Now 49 years old, Sam recalls being diagnosed at age 13 with nonobstructed hypertrophic cardiomyopathy (HCM) when he failed his physical to play junior high sports. Pre-diagnosis, he recalls being the last or one of the last ones to finish in school PE activities, even though he wasn’t the most out of shape among his classmates. He was also short of breath during basketball games which everyone thought was because he was just not trying as hard. After his diagnosis he was able to make the connection between the symptoms and the disease; there was an actual cause for his fatigue, it was not because he was out of shape.
Sam wants people to understand that even though he is nonobstructed, there are still struggles with having the condition. He often feels tired but has gotten good at “faking it” so that no one is concerned about him. Sam remains frustrated with the lack of understanding some healthcare providers have related to HCM. One doctor even told him that he doesn’t have HCM because he does not have the correct body type. He wants misinformation like this to end. He has participated in HCMA panels to share his perspective on having HCM to help educate others.

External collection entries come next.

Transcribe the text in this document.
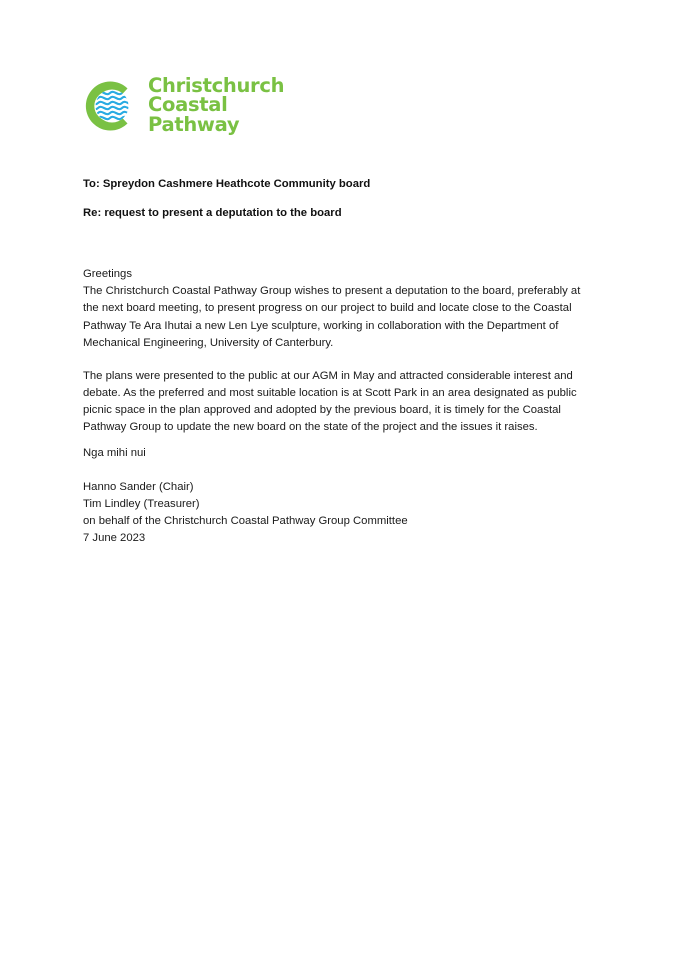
Christchurch
Coastal
Pathway

To: Spreydon Cashmere Heathcote Community board

Re: request to present a deputation to the board

Greetings

The Christchurch Coastal Pathway Group wishes to present a deputation to the board, preferably at the next board meeting, to present progress on our project to build and locate close to the Coastal Pathway Te Ara Ihutai a new Len Lye sculpture, working in collaboration with the Department of Mechanical Engineering, University of Canterbury.

The plans were presented to the public at our AGM in May and attracted considerable interest and debate. As the preferred and most suitable location is at Scott Park in an area designated as public picnic space in the plan approved and adopted by the previous board, it is timely for the Coastal Pathway Group to update the new board on the state of the project and the issues it raises.

Nga mihi nui

Hanno Sander (Chair)
Tim Lindley (Treasurer)
on behalf of the Christchurch Coastal Pathway Group Committee
7 June 2023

In 2009 Sam had a cardiac MRI that noted a significant amount of scarring in his heart which led his electrophysiologist to recommend an implantable cardioverter-defibrillator (ICD) to protect him from sudden cardiac arrest. The insurance company gave him a hard time in approving this device implant. However, he was successful in winning that disagreement, and thankfully so because 5 years later the device went off in his sleep, saving his life. Sam continues to live an active life and has altered his recreational activities to be HCM safe including participation in half marathons for a few years and now walks 5Ks. Today Sam is battling an arrhythmia called atrial fibrillation (AFib) and learning how to manage his new symptoms.